Vivre et laisser vivre

          Comme consommateur, nous avons la liberté de faire des choix en fonction de nos besoins, mais surtout du type de vie que nous souhaitons mener. Qui a dit qu’il fallait absolument vivre 100 ans et grimper le Mont Everest? Depuis quand la longévité est-elle devenue une obligation? N’est-il pas préférable de voir une personne mourir en accord avec sa propre conception du bonheur?
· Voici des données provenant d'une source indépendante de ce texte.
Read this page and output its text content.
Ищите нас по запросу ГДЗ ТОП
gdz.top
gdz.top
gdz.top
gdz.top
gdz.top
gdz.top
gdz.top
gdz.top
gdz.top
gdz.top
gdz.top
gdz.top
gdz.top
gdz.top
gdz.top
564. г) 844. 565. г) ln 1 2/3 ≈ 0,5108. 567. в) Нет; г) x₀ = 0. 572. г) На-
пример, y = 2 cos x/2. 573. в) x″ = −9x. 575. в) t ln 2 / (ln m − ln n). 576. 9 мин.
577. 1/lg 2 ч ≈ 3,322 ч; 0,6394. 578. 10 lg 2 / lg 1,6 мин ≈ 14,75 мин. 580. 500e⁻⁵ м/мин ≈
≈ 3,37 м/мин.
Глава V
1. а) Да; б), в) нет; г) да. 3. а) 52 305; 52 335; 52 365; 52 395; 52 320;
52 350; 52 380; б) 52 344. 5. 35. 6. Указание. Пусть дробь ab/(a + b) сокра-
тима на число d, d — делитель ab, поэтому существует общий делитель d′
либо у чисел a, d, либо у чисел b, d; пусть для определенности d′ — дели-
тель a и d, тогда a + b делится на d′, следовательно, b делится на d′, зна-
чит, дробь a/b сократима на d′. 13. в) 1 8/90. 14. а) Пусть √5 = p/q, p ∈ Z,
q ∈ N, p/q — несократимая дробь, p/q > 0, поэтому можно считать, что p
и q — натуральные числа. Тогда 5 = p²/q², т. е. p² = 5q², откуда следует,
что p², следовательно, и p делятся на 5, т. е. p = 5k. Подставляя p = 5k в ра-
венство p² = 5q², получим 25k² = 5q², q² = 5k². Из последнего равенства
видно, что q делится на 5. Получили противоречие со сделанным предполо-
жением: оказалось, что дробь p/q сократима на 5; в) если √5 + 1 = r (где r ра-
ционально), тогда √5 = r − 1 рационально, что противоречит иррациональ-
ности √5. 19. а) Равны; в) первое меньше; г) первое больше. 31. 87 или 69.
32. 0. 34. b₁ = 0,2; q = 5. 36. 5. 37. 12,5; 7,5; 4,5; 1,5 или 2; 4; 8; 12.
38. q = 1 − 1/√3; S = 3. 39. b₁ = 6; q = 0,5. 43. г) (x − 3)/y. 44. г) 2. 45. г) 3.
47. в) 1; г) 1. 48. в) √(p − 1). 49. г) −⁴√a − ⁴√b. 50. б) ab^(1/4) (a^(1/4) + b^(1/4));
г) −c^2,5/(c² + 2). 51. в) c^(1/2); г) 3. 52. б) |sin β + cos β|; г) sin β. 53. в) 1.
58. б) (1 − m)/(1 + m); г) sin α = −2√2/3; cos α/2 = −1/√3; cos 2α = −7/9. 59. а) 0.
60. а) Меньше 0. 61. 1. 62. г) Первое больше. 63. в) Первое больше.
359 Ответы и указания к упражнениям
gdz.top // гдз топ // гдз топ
Quelle est cette manie de vouloir gérer les plaisirs des autres et en imposer les standards?

          Par ses politiques interventionnistes, l’État cherche à modeler, voire uniformiser nos choix, tout en mettant au monde une nouvelle forme de discrimination où un individu ne pourra même plus manger un hot-dog sans se faire pointer du doigt. Réveillez-vous un peu! La guerre contre la « malbouffe » est la toute dernière invention de cette philosophie collectiviste qui prétend que le gouvernement a le devoir de venir fouiller jusque dans notre assiette, afin de mieux contrôler nos habitudes de vie. Elle reflète une tendance anti-capitaliste qui regarde les gens comme des automates, incapables de penser par eux-mêmes et forcés de consommer les produits des grandes sociétés commerciales.